Pluggable execution — delegate, or run the loop in-house. The default brain invokes the existing Claude Code CLI as the execution engine. The native brain instead runs Istota's own in-process agent loop (tool dispatch, context compaction, retries) against any OpenAI-compatible model. A third brain drives the interactive Claude TUI over tmux to keep traffic on subscription billing. Same executor, same skills — the brain is the swappable seam, so Istota isn't bound to one vendor.

Regular Nextcloud user, not bot API. The bot runs as an ordinary user. File sharing, CalDAV, and Talk messaging work through standard protocols. No special server configuration.

File-as-config for user self-service. Users configure briefings, cron jobs, heartbeats, and persona through markdown files in their Nextcloud workspace. No CLI access needed.

Functional over object-oriented. Most code is module-level functions. Classes exist only where shared state across calls is necessary (TalkClient, UserWorker, WorkerPool).

Graceful degradation everywhere. Memory search falls back to BM25-only without sqlite-vec. Bubblewrap degrades to unsandboxed on macOS. Mount falls back to rclone CLI. Indexing failures never affect core processing.

Security by environment, not tool restriction. Rather than limiting the model's tools, credentials are stripped from the execution environment and optionally routed through a credential proxy.

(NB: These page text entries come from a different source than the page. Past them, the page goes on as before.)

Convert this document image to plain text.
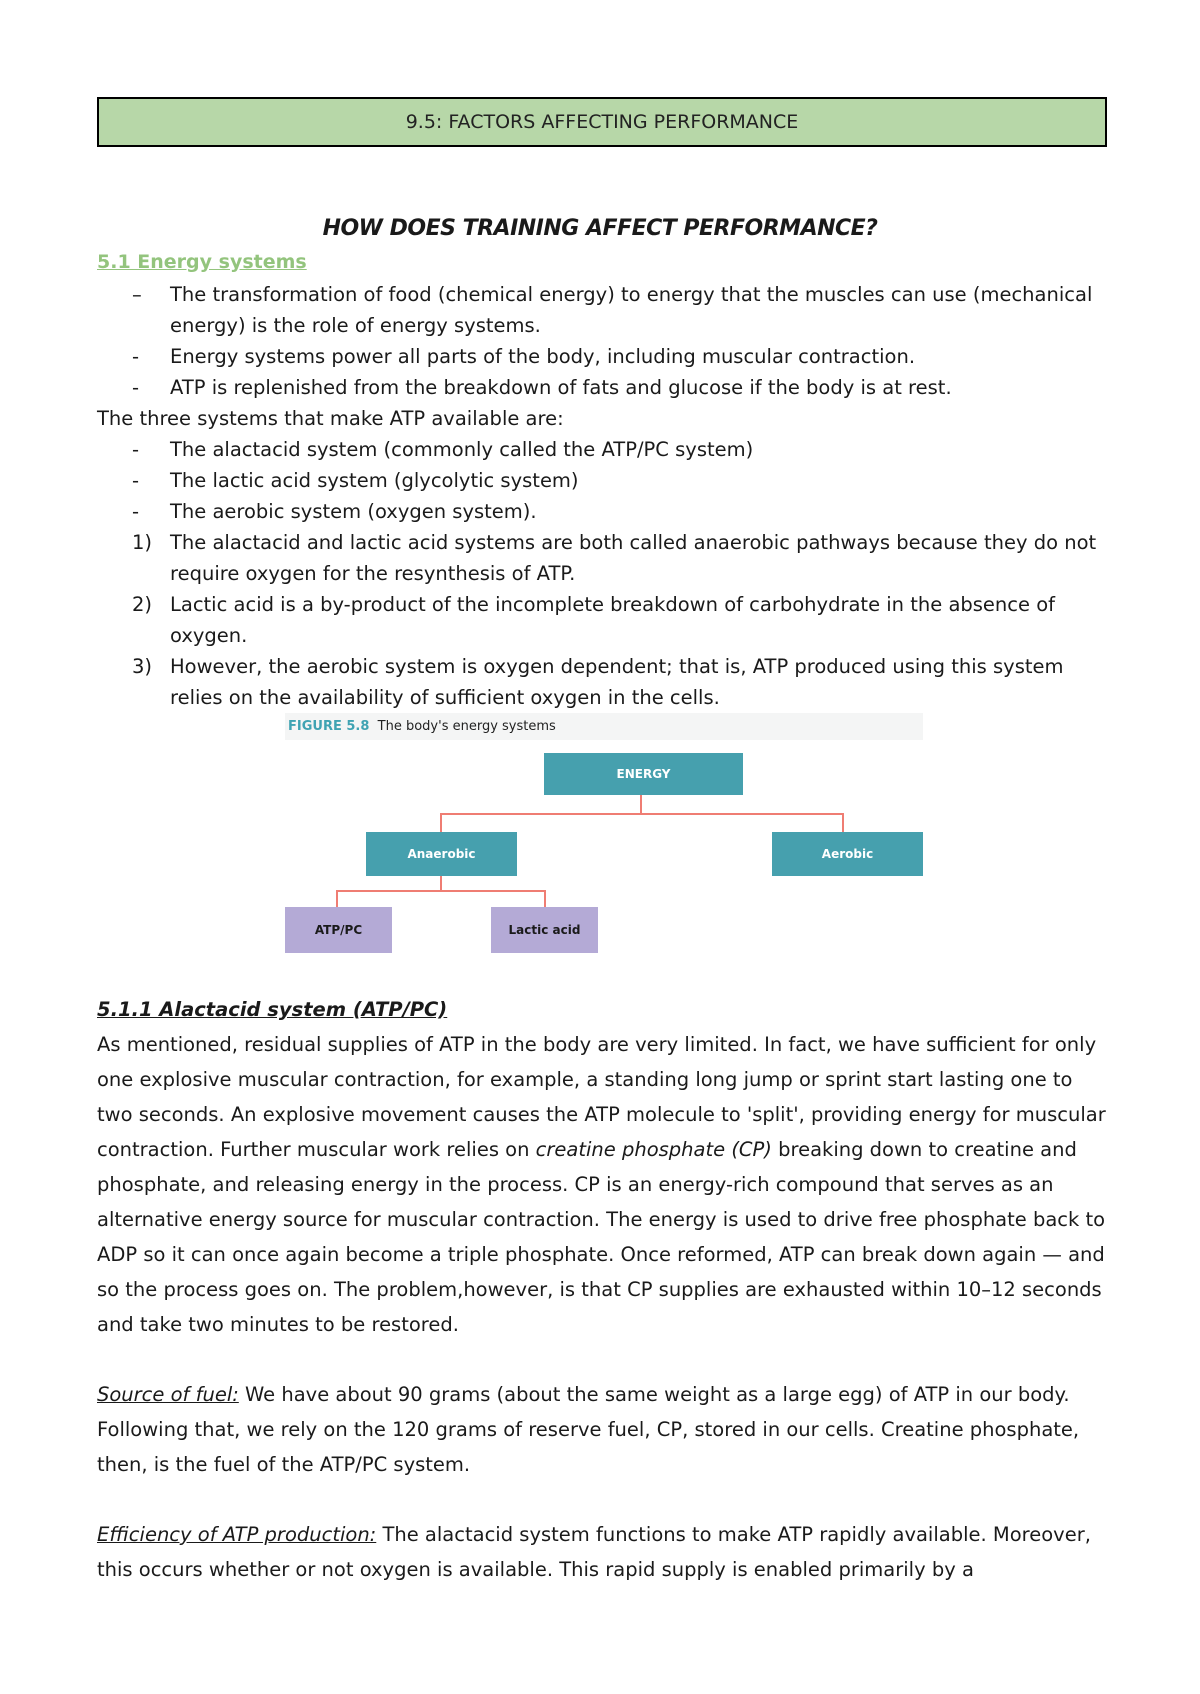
9.5: FACTORS AFFECTING PERFORMANCE
HOW DOES TRAINING AFFECT PERFORMANCE?
5.1 Energy systems
–	The transformation of food (chemical energy) to energy that the muscles can use (mechanical energy) is the role of energy systems.
-	Energy systems power all parts of the body, including muscular contraction.
-	ATP is replenished from the breakdown of fats and glucose if the body is at rest.
The three systems that make ATP available are:
-	The alactacid system (commonly called the ATP/PC system)
-	The lactic acid system (glycolytic system)
-	The aerobic system (oxygen system).
1) The alactacid and lactic acid systems are both called anaerobic pathways because they do not require oxygen for the resynthesis of ATP.
2) Lactic acid is a by-product of the incomplete breakdown of carbohydrate in the absence of oxygen.
3) However, the aerobic system is oxygen dependent; that is, ATP produced using this system relies on the availability of sufficient oxygen in the cells.
FIGURE 5.8 The body's energy systems
ENERGY
Anaerobic	Aerobic
ATP/PC	Lactic acid
5.1.1 Alactacid system (ATP/PC)
As mentioned, residual supplies of ATP in the body are very limited. In fact, we have sufficient for only one explosive muscular contraction, for example, a standing long jump or sprint start lasting one to two seconds. An explosive movement causes the ATP molecule to 'split', providing energy for muscular contraction. Further muscular work relies on creatine phosphate (CP) breaking down to creatine and phosphate, and releasing energy in the process. CP is an energy-rich compound that serves as an alternative energy source for muscular contraction. The energy is used to drive free phosphate back to ADP so it can once again become a triple phosphate. Once reformed, ATP can break down again — and so the process goes on. The problem,however, is that CP supplies are exhausted within 10–12 seconds and take two minutes to be restored.
Source of fuel: We have about 90 grams (about the same weight as a large egg) of ATP in our body. Following that, we rely on the 120 grams of reserve fuel, CP, stored in our cells. Creatine phosphate, then, is the fuel of the ATP/PC system.
Efficiency of ATP production: The alactacid system functions to make ATP rapidly available. Moreover, this occurs whether or not oxygen is available. This rapid supply is enabled primarily by a
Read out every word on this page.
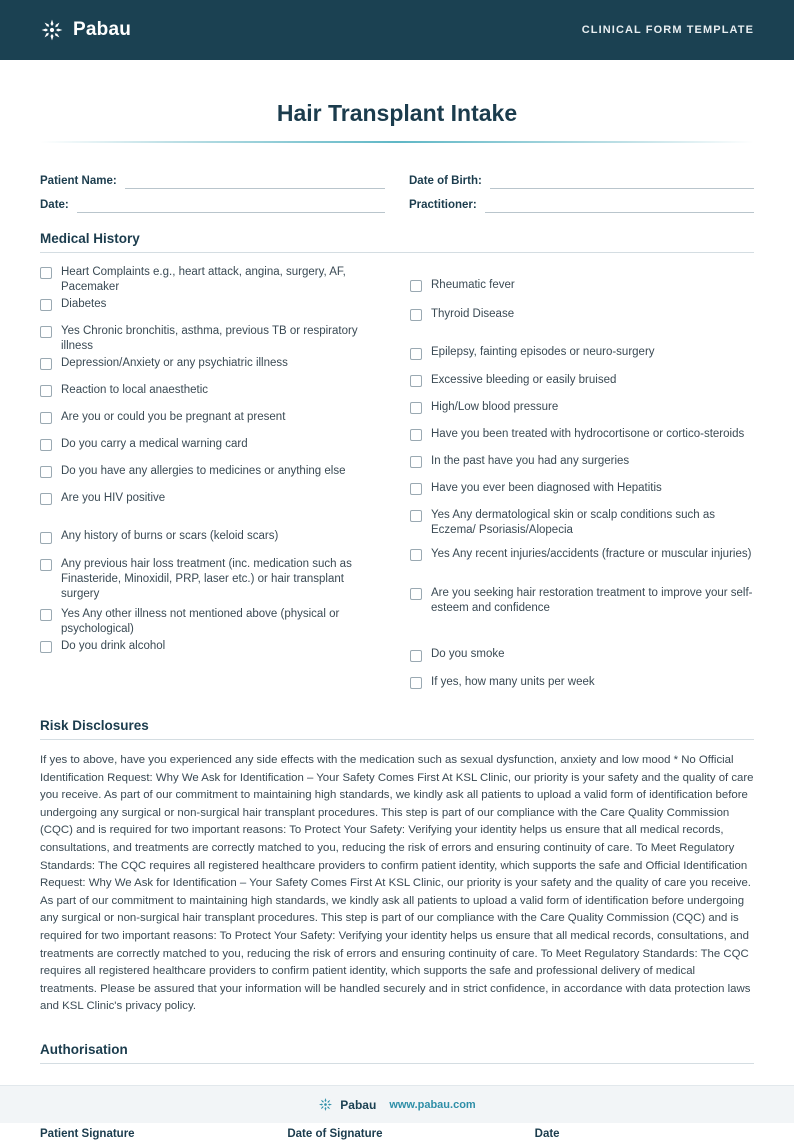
Pabau	CLINICAL FORM TEMPLATE
Hair Transplant Intake
Patient Name:	Date of Birth:
Date:	Practitioner:
Medical History
Heart Complaints e.g., heart attack, angina, surgery, AF, Pacemaker
Diabetes
Yes Chronic bronchitis, asthma, previous TB or respiratory illness
Depression/Anxiety or any psychiatric illness
Reaction to local anaesthetic
Are you or could you be pregnant at present
Do you carry a medical warning card
Do you have any allergies to medicines or anything else
Are you HIV positive
Any history of burns or scars (keloid scars)
Any previous hair loss treatment (inc. medication such as Finasteride, Minoxidil, PRP, laser etc.) or hair transplant surgery
Yes Any other illness not mentioned above (physical or psychological)
Do you drink alcohol
Rheumatic fever
Thyroid Disease
Epilepsy, fainting episodes or neuro-surgery
Excessive bleeding or easily bruised
High/Low blood pressure
Have you been treated with hydrocortisone or cortico-steroids
In the past have you had any surgeries
Have you ever been diagnosed with Hepatitis
Yes Any dermatological skin or scalp conditions such as Eczema/ Psoriasis/Alopecia
Yes Any recent injuries/accidents (fracture or muscular injuries)
Are you seeking hair restoration treatment to improve your self-esteem and confidence
Do you smoke
If yes, how many units per week
Risk Disclosures
If yes to above, have you experienced any side effects with the medication such as sexual dysfunction, anxiety and low mood * No Official Identification Request: Why We Ask for Identification – Your Safety Comes First At KSL Clinic, our priority is your safety and the quality of care you receive. As part of our commitment to maintaining high standards, we kindly ask all patients to upload a valid form of identification before undergoing any surgical or non-surgical hair transplant procedures. This step is part of our compliance with the Care Quality Commission (CQC) and is required for two important reasons: To Protect Your Safety: Verifying your identity helps us ensure that all medical records, consultations, and treatments are correctly matched to you, reducing the risk of errors and ensuring continuity of care. To Meet Regulatory Standards: The CQC requires all registered healthcare providers to confirm patient identity, which supports the safe and Official Identification Request: Why We Ask for Identification – Your Safety Comes First At KSL Clinic, our priority is your safety and the quality of care you receive. As part of our commitment to maintaining high standards, we kindly ask all patients to upload a valid form of identification before undergoing any surgical or non-surgical hair transplant procedures. This step is part of our compliance with the Care Quality Commission (CQC) and is required for two important reasons: To Protect Your Safety: Verifying your identity helps us ensure that all medical records, consultations, and treatments are correctly matched to you, reducing the risk of errors and ensuring continuity of care. To Meet Regulatory Standards: The CQC requires all registered healthcare providers to confirm patient identity, which supports the safe and professional delivery of medical treatments. Please be assured that your information will be handled securely and in strict confidence, in accordance with data protection laws and KSL Clinic's privacy policy.
Authorisation
Patient Signature	Date of Signature	Date
Pabau www.pabau.com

Worker-per-user for fairness. Each user gets their own serial worker thread per queue type (foreground/background). One user's slow task never blocks another.

Deferred writes for sandbox compatibility. With bubblewrap making the DB read-only inside the sandbox, skills write JSON files to a writable temp dir. The scheduler processes these after task completion.